Kapıyı birden açtığımızda, Burcu çığlık attı "Ay göt gördüm Kumsal!" Ateş, pencerenin kenarında duruyor, Ege de büyük ihtimalle üzerini değiştiriyordu. Burcu gözlerini kapatmıştı ama ben şaşkınlıktan olsa gerek Ege'nin siyah boxerına bakmaya devam ediyordum. Gözlerim biri tarafından kapatıldığında kendime geldim. Allahım biz nasıl bir zamanda gelmiştik böyle! "Kızım ne bakıyorsun milletin orasına burasına! Ege, sende giyin üstünü" Ateş beni geri çekip, kapıyı kapattığında, zorla gözümde ki elini çekip bağırdım "Sanane ya. İstediğim yere bakarım.

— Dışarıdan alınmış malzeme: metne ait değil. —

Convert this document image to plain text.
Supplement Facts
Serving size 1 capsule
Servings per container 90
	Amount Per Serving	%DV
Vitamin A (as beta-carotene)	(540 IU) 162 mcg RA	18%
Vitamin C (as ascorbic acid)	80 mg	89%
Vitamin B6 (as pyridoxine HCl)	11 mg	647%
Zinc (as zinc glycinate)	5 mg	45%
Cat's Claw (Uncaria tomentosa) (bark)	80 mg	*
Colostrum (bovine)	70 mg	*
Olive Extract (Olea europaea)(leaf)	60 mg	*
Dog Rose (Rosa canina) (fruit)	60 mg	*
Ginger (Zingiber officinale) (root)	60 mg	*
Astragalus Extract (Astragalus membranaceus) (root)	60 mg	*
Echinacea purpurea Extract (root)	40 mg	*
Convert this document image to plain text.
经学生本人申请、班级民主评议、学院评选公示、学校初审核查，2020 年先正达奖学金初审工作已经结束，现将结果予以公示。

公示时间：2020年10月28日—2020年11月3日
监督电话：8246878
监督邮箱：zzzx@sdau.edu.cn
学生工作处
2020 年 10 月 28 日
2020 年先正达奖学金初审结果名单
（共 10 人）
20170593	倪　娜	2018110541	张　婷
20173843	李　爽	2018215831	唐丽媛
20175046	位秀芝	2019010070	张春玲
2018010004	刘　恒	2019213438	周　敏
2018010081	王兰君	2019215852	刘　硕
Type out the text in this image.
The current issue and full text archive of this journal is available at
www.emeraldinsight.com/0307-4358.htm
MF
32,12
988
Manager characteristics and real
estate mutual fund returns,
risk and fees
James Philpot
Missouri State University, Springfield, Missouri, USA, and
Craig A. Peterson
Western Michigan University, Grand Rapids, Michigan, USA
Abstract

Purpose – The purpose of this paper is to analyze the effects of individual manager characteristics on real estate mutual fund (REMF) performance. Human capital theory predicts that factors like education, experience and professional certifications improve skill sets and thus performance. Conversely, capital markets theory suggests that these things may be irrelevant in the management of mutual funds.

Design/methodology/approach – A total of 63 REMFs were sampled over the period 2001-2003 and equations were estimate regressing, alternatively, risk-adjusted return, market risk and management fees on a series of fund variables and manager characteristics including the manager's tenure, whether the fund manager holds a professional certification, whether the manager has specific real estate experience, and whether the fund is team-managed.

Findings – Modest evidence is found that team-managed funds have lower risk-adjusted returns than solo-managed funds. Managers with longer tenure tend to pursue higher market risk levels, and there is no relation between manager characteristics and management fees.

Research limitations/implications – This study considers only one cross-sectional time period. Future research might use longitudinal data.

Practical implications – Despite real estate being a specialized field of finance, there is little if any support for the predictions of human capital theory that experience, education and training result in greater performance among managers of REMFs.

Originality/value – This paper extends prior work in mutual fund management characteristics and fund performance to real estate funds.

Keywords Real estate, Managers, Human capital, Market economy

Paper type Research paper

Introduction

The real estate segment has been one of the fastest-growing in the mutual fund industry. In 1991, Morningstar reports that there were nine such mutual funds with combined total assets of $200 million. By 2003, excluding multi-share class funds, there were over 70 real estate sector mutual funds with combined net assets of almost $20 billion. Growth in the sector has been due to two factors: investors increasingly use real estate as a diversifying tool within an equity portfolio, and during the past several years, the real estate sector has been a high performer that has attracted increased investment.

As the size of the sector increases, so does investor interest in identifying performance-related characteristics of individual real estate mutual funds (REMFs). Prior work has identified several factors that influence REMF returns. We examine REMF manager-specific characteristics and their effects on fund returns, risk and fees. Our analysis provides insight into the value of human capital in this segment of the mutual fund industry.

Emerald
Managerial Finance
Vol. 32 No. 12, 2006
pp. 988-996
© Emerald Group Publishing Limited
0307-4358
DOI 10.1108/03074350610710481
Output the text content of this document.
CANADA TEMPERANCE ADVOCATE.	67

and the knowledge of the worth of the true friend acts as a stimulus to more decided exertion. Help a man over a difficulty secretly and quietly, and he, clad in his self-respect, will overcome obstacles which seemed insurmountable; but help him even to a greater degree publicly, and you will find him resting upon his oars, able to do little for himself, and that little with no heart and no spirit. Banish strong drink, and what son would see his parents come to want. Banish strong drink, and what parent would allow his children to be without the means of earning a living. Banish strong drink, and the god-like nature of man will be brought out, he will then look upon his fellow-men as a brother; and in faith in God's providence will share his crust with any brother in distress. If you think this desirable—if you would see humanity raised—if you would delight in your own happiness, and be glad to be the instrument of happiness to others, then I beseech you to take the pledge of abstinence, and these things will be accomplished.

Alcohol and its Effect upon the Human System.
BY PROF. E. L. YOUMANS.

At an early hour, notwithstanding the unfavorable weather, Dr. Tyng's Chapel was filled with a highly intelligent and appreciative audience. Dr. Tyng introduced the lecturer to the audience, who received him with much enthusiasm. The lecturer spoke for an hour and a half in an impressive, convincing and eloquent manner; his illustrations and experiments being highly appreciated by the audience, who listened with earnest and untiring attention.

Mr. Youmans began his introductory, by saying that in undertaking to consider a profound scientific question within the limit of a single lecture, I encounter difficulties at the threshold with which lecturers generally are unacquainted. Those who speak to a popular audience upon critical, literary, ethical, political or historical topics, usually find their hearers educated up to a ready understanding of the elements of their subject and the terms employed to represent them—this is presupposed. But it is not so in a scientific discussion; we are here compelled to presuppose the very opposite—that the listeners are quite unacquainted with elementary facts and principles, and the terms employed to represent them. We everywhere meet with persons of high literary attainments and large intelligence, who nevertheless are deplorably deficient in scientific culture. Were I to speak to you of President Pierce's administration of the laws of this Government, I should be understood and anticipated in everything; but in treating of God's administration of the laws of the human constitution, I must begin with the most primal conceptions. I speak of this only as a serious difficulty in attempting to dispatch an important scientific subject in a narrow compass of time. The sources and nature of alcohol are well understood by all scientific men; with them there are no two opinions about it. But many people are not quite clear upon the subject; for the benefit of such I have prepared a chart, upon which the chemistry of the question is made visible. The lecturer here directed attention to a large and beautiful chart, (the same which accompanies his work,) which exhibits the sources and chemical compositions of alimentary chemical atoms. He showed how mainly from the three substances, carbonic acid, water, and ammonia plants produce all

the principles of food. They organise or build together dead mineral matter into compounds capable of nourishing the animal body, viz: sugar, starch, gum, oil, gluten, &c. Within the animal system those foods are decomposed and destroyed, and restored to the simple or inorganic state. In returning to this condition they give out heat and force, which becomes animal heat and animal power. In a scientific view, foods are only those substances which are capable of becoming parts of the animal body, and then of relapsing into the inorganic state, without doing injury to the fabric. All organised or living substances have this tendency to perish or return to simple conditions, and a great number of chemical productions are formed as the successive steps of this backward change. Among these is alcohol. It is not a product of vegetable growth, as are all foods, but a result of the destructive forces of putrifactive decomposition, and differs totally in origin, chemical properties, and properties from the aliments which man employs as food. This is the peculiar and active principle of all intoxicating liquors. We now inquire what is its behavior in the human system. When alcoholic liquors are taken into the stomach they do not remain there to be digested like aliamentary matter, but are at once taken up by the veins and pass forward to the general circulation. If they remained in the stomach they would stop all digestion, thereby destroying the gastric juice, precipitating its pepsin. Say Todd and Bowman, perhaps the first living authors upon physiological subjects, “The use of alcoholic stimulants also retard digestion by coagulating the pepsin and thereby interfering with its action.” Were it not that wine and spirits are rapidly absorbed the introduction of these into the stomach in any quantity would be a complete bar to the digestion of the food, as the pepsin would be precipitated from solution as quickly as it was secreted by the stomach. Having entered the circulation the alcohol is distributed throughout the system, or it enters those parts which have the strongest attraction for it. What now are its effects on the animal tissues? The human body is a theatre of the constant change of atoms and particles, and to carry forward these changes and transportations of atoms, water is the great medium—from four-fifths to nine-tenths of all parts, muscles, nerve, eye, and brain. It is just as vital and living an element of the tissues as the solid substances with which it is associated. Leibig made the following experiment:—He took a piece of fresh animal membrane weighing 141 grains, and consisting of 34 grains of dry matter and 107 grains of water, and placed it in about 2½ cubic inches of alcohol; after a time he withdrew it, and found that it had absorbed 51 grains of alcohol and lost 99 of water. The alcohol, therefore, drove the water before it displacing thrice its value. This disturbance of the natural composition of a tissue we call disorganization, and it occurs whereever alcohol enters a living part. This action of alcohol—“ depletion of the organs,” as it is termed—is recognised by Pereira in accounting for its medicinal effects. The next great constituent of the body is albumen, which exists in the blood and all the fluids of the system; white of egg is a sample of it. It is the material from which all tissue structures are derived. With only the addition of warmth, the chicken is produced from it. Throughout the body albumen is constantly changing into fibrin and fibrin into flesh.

Sanane!" sinirle üzerime geldim "Bakamazsın yoksa.." sustu. Kafamı sorarcasına iki yana salladım "Yoksa ne? Yine mi tokat atarsın" Burcu araya girdi "Ya bir susun. Daha az önce ki şoku atlatamadım ben" Burcu'nun kızarmış olan yanaklarına bakıp güldüm. Daha fazla utanmaması için birşeyler bulmam gerekiyordu "Hadi biz kahve yapalım" kolundan tutup merdivenlerden aşağı çekmeye başladım. Eğlenceli bir gün olacağa benziyordu. Benim için dalga malzemesi çıkmıştı zaten.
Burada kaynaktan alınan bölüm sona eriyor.